Pendant les cinq dernières années, les lettres ont défilé et ont fini par prendre toute la place ; toute la place qui leur revenait. Elles sont devenues aussi vitales que la bouteille d’oxygène pour le plongeur qui se trouve à quarante mètres sous l’eau. Ne pas écrire, ne pas rédiger ma thèse, menait à l’asphyxie. L’asphyxie émotionnelle. Mon âme appartenant désormais à l’acte d’écrire comme celui de la religieuse appartient à Dieu. Faire vœu de chasteté et de pauvreté : quitter mon poste d’enseignante et me consacrer à temps plein à ce projet. S’étendre au sol, les bras en croix, crucifiée, puis renaitre. Renoncer à soi et se dédier à plus grand. Faire œuvre utile. Broder de mots et d’idées de vastes prières comme des consolations, des mises en mouvement, des échos. Des chapelets qui rassemblent, qui unissent. Mille mortels ouvrent un même livre, dans un même temps, dans un espace autre, récitant dans un murmure pour eux-mêmes et le divin un même texte qui devient la plus belle prière qui soit.Quoi de plus sublime que la compagnie de ces mille cœurs harmonisés au rythme d’une même lecture pour un lecteur blotti dans la solitude apparente d’un fauteuil. Renoncer à soi et se dédier à plus grand, je disais. Écrire est un acte grandiose. Aussi grandiose que de rassembler toute sa vie dans un simple coffre et faire son entrée au couvent pour n’en ressortir qu’une fois morte, si Dieu le veut. Maintenant, si écrire est une chose, savoir ce que l’on veut écrire est une entreprise en soi. La quête de ce monde scientifique, de ce monde du rationnel, était au cœur de toutes mes décisions des dernières années. Et j’ai finalement rédigé et soutenu une thèse qui donnait un sens à plusieurs de mes questionnements personnels. Si je n’ai pas trop souffert de la solitude pendant cette période, c’est que je la jugeais nécessaire et fertile.

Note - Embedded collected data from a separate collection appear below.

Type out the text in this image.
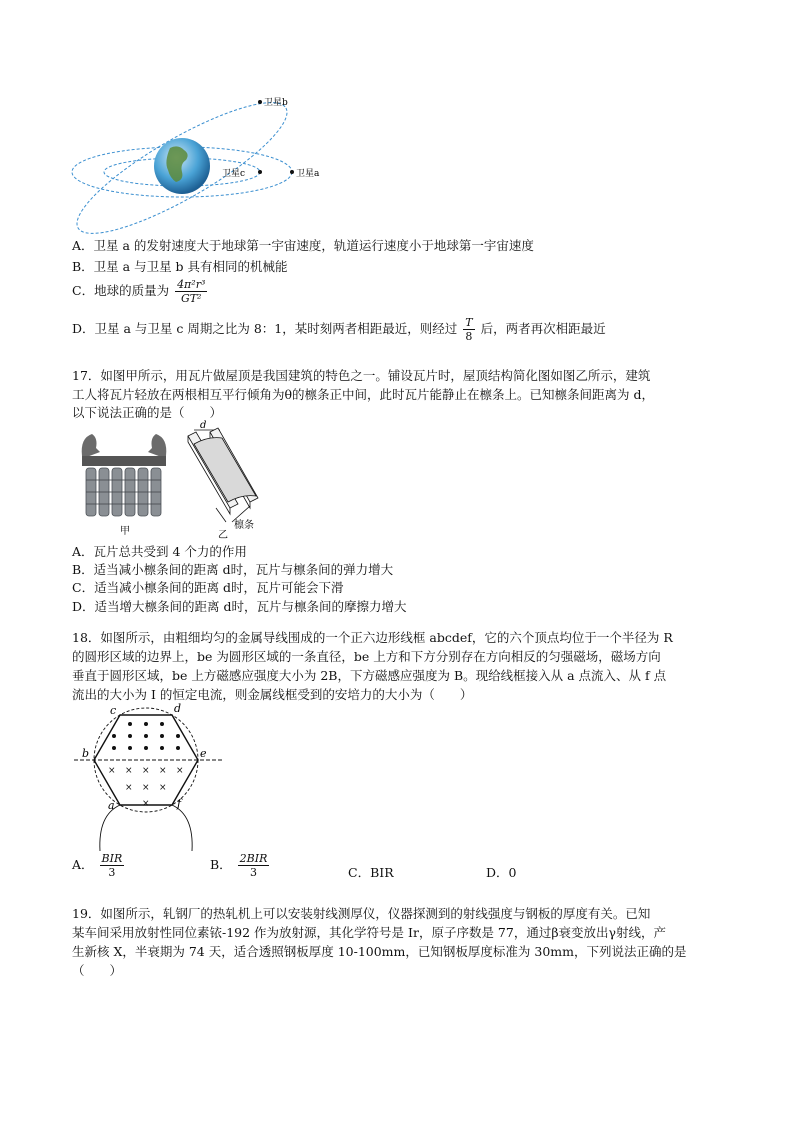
卫星b
卫星c	卫星a
A．卫星 a 的发射速度大于地球第一宇宙速度，轨道运行速度小于地球第一宇宙速度
B．卫星 a 与卫星 b 具有相同的机械能
C．地球的质量为 $\frac{\text{4π²r³}}{\text{GT²}}$
D．卫星 a 与卫星 c 周期之比为 8：1，某时刻两者相距最近，则经过 $\frac{T}{8}$ 后，两者再次相距最近
17．如图甲所示，用瓦片做屋顶是我国建筑的特色之一。铺设瓦片时，屋顶结构简化图如图乙所示，建筑
工人将瓦片轻放在两根相互平行倾角为θ的檩条正中间，此时瓦片能静止在檩条上。已知檩条间距离为 d，
以下说法正确的是（　　）
甲
d
乙
檩条
A．瓦片总共受到 4 个力的作用
B．适当减小檩条间的距离 d时，瓦片与檩条间的弹力增大
C．适当减小檩条间的距离 d时，瓦片可能会下滑
D．适当增大檩条间的距离 d时，瓦片与檩条间的摩擦力增大
18．如图所示，由粗细均匀的金属导线围成的一个正六边形线框 abcdef，它的六个顶点均位于一个半径为 R
的圆形区域的边界上，be 为圆形区域的一条直径，be 上方和下方分别存在方向相反的匀强磁场，磁场方向
垂直于圆形区域，be 上方磁感应强度大小为 2B，下方磁感应强度为 B。现给线框接入从 a 点流入、从 f 点
流出的大小为 I 的恒定电流，则金属线框受到的安培力的大小为（　　）
× × × × ×
× × ×
×
c	d
b	e
a	f
A． $\frac{\text{BIR}}{3}$	B． $\frac{\text{2BIR}}{3}$	C．BIR	D．0
19．如图所示，轧钢厂的热轧机上可以安装射线测厚仪，仪器探测到的射线强度与钢板的厚度有关。已知
某车间采用放射性同位素铱-192 作为放射源，其化学符号是 Ir，原子序数是 77，通过β衰变放出γ射线，产
生新核 X，半衰期为 74 天，适合透照钢板厚度 10-100mm，已知钢板厚度标准为 30mm，下列说法正确的是
（　　）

Au début de l’été 2022, j’ai su que je devais quitter la capitale et déménager à Sept-Îles avant la fin de l’été. Décrocher un poste de professeure avant la fin de mon doctorat, c’était atteindre la ligne d’arrivée avant même d’avoir terminé ma course. Ce fut pourtant, à mon grand étonnement, le plus grand ennemi motivationnel que j’ai rencontré dans mon parcours doctoral. Je m’en suis voulu par la suite d’avoir négligé de réfléchir au rêve suivant ou d’avoir considéré l’accession à ce rôle comme une fin en soi. Ma quête était complétée, et puis quoi après ? Le travail était pourtant loin d’être terminé. Achever ma thèse dans ces circonstances a donc été un acte qui a nécessité que je me fasse violence jour après jour pendant un an. L’enthousiasme de donner de nouveaux cours, de me familiariser avec mes nouvelles fonctions et de découvrir un nouveau monde occupaient tout mon corps et toutes mes pensées. L’écriture de cette thèse était devenue un devoir, un fardeau et un geste associé à l’ennui et à l’obligation. (Par un concours de circonstances, j’ai trouvé un lieu d’écriture à St-David-de-Falardeau, à quelques mètres de là où j’avais découvert les joies de l’écriture dans mon enfance et c’est ce qui m’a permis d’aller au bout de cette fichue thèse). Dans ces circonstances, l’atteinte de mon rêve rimait donc avec d’innombrables remises en question et plus souvent qu’autrement avec un sentiment d’imposteur qui ne me quittait plus.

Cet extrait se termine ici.